【poj2559】Largest Rectangle in a Histogram

Description

A histogram is a polygon composed of a sequence of rectangles aligned at a common base line. The rectangles have equal widths but may have different heights. For example, the figure on the left shows the histogram that consists of rectangles with the heights 2, 1, 4, 5, 1, 3, 3, measured in units where 1 is the width of the rectangles: 

Usually, histograms are used to represent discrete distributions, e.g., the frequencies of characters in texts. Note that the order of the rectangles, i.e., their heights, is important. Calculate the area of the largest rectangle in a histogram that is aligned at the common base line, too.

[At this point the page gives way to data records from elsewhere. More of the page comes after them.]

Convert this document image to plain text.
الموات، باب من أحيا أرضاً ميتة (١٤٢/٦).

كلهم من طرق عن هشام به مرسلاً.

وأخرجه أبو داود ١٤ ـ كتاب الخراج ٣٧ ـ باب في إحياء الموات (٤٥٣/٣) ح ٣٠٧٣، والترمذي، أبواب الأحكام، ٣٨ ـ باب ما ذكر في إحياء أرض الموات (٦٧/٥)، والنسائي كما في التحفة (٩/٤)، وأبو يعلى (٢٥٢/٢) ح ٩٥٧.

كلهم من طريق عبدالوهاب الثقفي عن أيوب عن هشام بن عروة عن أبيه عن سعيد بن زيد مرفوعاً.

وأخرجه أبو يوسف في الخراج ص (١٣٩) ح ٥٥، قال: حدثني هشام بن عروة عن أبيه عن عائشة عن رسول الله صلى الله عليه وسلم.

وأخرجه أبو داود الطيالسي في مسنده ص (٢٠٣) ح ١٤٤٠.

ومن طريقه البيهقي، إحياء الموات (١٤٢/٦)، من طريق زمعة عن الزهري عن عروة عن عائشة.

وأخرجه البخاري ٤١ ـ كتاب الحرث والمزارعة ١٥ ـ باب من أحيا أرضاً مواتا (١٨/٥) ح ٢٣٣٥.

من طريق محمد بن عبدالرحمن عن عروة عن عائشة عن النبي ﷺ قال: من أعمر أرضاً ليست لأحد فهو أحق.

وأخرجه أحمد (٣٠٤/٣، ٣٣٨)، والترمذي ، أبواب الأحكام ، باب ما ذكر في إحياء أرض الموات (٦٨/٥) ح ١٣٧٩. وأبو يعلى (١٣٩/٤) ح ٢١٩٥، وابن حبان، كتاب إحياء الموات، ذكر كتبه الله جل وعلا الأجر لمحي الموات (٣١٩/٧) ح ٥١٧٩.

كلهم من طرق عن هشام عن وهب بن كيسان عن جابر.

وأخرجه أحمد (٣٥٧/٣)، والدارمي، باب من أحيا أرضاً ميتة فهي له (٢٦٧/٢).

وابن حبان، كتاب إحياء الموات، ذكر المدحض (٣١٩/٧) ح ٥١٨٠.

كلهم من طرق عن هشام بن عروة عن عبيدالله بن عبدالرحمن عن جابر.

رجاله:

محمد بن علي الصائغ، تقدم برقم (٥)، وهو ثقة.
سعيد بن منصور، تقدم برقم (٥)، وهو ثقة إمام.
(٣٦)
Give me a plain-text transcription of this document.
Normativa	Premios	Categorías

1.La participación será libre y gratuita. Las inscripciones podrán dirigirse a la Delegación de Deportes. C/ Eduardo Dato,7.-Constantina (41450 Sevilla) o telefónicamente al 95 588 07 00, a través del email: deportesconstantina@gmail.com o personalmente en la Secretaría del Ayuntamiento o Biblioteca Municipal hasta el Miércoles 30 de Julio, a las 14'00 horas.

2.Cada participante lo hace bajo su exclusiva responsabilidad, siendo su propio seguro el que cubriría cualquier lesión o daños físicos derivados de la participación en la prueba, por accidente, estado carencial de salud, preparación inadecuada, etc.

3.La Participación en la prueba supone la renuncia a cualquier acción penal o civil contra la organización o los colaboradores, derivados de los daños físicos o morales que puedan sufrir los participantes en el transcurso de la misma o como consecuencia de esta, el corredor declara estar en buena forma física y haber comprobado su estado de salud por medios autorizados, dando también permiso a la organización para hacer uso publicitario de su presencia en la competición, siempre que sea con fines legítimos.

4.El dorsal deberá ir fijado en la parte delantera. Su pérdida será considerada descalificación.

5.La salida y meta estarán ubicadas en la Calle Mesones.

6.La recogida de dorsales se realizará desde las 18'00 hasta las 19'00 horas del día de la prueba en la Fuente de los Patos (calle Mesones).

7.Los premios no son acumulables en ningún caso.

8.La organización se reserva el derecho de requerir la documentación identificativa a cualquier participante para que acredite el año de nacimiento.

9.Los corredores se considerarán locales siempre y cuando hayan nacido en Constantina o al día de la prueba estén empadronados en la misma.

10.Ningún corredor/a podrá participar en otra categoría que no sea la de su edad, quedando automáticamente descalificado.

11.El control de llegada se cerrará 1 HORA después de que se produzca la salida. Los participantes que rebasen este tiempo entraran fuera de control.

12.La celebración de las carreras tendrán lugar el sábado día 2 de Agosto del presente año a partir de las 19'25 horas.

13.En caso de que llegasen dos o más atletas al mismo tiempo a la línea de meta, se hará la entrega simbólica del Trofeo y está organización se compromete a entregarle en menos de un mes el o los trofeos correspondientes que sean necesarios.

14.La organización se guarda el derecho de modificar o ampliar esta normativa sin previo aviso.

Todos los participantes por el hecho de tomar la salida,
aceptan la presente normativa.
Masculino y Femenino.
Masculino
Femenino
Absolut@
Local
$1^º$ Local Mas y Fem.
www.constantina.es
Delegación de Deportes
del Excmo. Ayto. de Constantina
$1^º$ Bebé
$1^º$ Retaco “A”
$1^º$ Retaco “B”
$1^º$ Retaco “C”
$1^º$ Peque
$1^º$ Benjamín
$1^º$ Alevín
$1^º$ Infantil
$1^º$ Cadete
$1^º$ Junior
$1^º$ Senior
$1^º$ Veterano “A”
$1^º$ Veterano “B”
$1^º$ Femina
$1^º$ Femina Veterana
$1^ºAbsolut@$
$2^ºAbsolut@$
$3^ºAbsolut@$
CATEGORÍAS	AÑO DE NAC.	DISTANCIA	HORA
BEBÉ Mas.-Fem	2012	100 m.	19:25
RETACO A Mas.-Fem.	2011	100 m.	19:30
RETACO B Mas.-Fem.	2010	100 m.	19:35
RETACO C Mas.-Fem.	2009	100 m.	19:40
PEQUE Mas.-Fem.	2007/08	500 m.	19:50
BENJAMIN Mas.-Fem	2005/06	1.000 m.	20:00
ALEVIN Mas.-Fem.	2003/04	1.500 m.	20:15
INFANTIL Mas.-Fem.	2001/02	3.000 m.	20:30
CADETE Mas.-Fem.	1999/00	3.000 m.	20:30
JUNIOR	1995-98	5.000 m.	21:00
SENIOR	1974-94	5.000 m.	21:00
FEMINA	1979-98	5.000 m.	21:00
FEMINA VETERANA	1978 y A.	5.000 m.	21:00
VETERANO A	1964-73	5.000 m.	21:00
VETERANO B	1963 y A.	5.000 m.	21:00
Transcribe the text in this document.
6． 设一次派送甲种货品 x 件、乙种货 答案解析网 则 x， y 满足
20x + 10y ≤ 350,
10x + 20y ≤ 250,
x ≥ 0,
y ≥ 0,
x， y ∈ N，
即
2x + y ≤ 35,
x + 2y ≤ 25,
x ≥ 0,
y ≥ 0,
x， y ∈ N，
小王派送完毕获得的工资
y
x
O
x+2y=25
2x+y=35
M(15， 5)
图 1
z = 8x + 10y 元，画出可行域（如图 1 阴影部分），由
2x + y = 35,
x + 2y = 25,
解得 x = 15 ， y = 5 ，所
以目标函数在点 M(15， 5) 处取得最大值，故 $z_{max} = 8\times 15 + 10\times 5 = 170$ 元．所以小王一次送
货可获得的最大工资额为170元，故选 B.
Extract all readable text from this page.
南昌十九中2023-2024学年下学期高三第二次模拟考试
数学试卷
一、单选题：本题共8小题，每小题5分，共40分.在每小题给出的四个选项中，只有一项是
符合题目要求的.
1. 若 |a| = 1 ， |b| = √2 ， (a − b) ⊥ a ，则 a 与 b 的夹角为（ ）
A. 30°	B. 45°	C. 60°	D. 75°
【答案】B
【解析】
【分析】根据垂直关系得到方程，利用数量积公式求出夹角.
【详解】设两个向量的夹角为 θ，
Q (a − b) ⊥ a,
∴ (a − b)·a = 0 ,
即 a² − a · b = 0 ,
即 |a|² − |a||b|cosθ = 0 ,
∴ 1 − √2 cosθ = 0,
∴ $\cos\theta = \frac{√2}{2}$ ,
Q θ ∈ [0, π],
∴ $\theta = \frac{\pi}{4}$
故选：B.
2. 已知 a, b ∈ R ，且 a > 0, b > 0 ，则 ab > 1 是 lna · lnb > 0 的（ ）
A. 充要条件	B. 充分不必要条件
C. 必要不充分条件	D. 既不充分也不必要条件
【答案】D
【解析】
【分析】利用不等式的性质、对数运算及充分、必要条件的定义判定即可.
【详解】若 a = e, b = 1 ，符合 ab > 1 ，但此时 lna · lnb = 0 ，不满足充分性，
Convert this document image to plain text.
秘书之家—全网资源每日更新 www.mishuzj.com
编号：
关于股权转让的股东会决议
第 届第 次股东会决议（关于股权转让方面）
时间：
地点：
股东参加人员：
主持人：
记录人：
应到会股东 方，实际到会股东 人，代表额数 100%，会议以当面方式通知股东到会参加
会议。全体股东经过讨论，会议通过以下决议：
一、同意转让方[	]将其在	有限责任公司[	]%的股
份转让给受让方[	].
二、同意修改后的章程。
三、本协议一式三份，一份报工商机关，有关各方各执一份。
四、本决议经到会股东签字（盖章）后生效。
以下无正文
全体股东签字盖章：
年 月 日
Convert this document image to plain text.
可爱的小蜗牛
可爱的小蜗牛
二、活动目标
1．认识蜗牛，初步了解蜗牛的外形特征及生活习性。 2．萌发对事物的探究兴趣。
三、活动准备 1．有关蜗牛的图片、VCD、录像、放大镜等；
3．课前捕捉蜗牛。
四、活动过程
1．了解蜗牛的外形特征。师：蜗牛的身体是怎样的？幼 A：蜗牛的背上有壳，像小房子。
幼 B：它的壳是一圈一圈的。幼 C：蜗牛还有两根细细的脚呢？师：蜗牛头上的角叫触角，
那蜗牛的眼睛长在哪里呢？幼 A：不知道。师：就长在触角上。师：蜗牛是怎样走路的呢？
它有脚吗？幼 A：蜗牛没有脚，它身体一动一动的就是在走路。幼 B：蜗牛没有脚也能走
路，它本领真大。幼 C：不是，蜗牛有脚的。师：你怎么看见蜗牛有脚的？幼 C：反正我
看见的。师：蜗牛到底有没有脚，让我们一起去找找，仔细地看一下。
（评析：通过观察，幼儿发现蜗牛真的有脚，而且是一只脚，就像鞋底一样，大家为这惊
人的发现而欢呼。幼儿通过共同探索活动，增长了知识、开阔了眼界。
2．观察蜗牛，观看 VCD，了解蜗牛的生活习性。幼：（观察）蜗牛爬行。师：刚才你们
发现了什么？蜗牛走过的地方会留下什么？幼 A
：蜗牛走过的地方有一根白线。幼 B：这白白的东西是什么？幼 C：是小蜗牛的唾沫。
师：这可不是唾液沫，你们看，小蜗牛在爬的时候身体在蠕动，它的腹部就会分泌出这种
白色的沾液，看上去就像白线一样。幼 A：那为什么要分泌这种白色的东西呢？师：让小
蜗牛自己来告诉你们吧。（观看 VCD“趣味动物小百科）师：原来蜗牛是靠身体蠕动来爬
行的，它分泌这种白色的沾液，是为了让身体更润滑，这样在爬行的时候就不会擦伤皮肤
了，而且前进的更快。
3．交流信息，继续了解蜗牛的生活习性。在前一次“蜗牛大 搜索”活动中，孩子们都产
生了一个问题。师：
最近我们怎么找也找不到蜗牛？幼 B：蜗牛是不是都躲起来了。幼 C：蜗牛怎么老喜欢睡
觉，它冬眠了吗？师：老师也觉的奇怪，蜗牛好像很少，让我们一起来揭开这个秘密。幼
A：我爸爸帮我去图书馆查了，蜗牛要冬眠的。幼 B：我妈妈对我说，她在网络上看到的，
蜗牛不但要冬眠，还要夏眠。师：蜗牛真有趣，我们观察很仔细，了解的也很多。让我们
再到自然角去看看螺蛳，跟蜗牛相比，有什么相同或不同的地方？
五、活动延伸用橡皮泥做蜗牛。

The figure on the right shows the largest aligned rectangle for the depicted histogram.

Input

The input contains several test cases. Each test case describes a histogram and starts with an integer n, denoting the number of rectangles it is composed of. You may assume that 1<=n<=100000. Then follow n integers h₁,...,h_n, where0<=h_i<=1000000000. These numbers denote the heights of the rectangles of the histogram in left-to-right order. The width of each rectangle is 1. A zero follows the input for the last test case.

Output

For each test case output on a single line the area of the largest rectangle in the specified histogram. Remember that this rectangle must be aligned at the common base line.

Sample Input

7 2 1 4 5 1 3 3
4 1000 1000 1000 1000
0

Sample Output

8
4000

Hint

Huge input, scanf is recommended.

Source

Ulm Local 2003

 

/*
    维护一个栈中元素(高度)单调递增的栈 
    扫描每个矩形，若比栈顶元素高就直接进栈
    否则弹出栈顶，直至递增，弹栈过程中累计弹出元素的宽度和，每弹出一个就用弹出高度*累计宽度更新答案。
    最后给当前矩形的宽度加上累计宽度，入栈。
    扫描结束后，依次弹出栈顶元素，按相同方法更新答案，直至栈为空 
*/
#include<cstdio>
#include<iostream>
using namespace std;
long long h[100010];
struct node
{
    long long hei,wid;
}stack[100010];
int n,head=0;
long long widsum=0,ans=0;
int main()
{
    while (scanf("%d",&n) && n)
    {
        ans=0;    head=0;    stack[head].hei=-1;
        for (int i=1;i<=n;i++)    
        scanf("%lld",&h[i]);
        h[++n]=0;
        for (int i=1;i<=n;i++)
        {
            if (h[i]>=stack[head].hei)//大于栈顶元素，直接入栈 
            {
                stack[++head].hei=h[i];
                stack[head].wid=1;
            }
            else
            {
                widsum=0;
                while (stack[head].hei>h[i])//不断弹出栈顶元素 直至递增 
                {
                    widsum+=stack[head--].wid;
                    ans=max(ans,stack[head+1].hei*widsum);//用弹出高度*累计宽度更新答案 
                }
                stack[++head].hei=h[i];
                stack[head].wid=widsum+1;//给当前矩形的宽度加上累计宽度入栈 
            }
        }
        printf("%lld\n",ans);
    }
}